Dielectric and electrical transport properties of alkaline earth vanadate glasses

Abstract

Glasses formed from transition metal oxides have shown tailorable electrical and optical properties depending on the valence state and individual element. Vanadate glasses have received specific attention for their high conductivities as compared to most glass families. In this study, the frequency-dependent capacitance and direct current (dc) conductivity properties of alkaline earth vanadate glasses were investigated. Glasses in the xSrO–(100 − x)V₂O₅ and xBaO–(100 − x)V₂O₅ systems, where x = 30, 40, and 50 in mol%, were prepared via melt-quench synthesis. Capacitance measurements were used to calculate dielectric constants, dielectric loss, and alternating current (ac) conductivity for each sample.

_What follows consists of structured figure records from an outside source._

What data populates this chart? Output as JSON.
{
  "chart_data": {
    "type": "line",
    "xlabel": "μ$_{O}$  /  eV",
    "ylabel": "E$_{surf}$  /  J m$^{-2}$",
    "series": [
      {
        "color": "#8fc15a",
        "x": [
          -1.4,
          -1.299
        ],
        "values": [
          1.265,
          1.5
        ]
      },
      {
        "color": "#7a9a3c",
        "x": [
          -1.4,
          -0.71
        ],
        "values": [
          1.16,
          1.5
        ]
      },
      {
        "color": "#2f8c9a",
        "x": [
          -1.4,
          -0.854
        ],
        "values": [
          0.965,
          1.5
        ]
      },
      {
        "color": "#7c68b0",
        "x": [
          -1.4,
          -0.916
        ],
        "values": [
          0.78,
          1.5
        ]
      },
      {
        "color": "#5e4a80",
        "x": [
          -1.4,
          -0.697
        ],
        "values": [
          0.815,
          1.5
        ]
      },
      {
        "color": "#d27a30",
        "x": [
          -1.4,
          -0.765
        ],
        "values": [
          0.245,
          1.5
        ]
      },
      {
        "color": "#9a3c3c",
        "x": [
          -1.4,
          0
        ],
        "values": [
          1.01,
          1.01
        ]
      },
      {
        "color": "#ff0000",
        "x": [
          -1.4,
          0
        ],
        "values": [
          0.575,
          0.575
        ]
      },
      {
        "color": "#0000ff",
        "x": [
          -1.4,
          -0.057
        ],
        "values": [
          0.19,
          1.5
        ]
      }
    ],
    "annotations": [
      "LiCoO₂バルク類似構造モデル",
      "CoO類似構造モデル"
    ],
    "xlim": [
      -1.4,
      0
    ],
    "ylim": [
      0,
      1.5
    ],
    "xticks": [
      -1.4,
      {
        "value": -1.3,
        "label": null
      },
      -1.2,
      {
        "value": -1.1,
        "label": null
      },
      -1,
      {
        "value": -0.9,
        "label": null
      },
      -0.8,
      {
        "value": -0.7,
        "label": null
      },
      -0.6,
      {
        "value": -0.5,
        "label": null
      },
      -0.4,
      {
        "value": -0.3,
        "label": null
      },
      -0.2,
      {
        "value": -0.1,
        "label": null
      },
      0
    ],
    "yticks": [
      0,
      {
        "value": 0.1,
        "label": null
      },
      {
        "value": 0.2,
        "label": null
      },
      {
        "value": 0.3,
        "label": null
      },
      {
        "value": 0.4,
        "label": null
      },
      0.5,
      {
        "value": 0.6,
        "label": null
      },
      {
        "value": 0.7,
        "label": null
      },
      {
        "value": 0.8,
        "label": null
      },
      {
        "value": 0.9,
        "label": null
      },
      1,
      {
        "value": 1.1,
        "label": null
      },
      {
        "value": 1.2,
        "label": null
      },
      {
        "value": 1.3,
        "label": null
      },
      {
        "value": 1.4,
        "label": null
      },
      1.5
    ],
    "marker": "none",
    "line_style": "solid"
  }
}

Dielectric constants varied between 10–13 and 14–16 for SrO–V₂O₅ and BaO–V₂O₅ glasses, respectively, at 1 MHz. Current measurements were made as a function of temperature and voltage for each glass sample. A strong dependence on vanadate content was noted where temperature had a less strong effect. Activation energies were calculated to describe electrical transport mechanisms. All samples showed activation energies governed by electron hopping mechanisms. Such vanadate glasses have properties suitable for applications as cathode materials for batteries, solid state electrolytes, and conductive glass paste with potential for electro-optic effects involving nonlinear processes.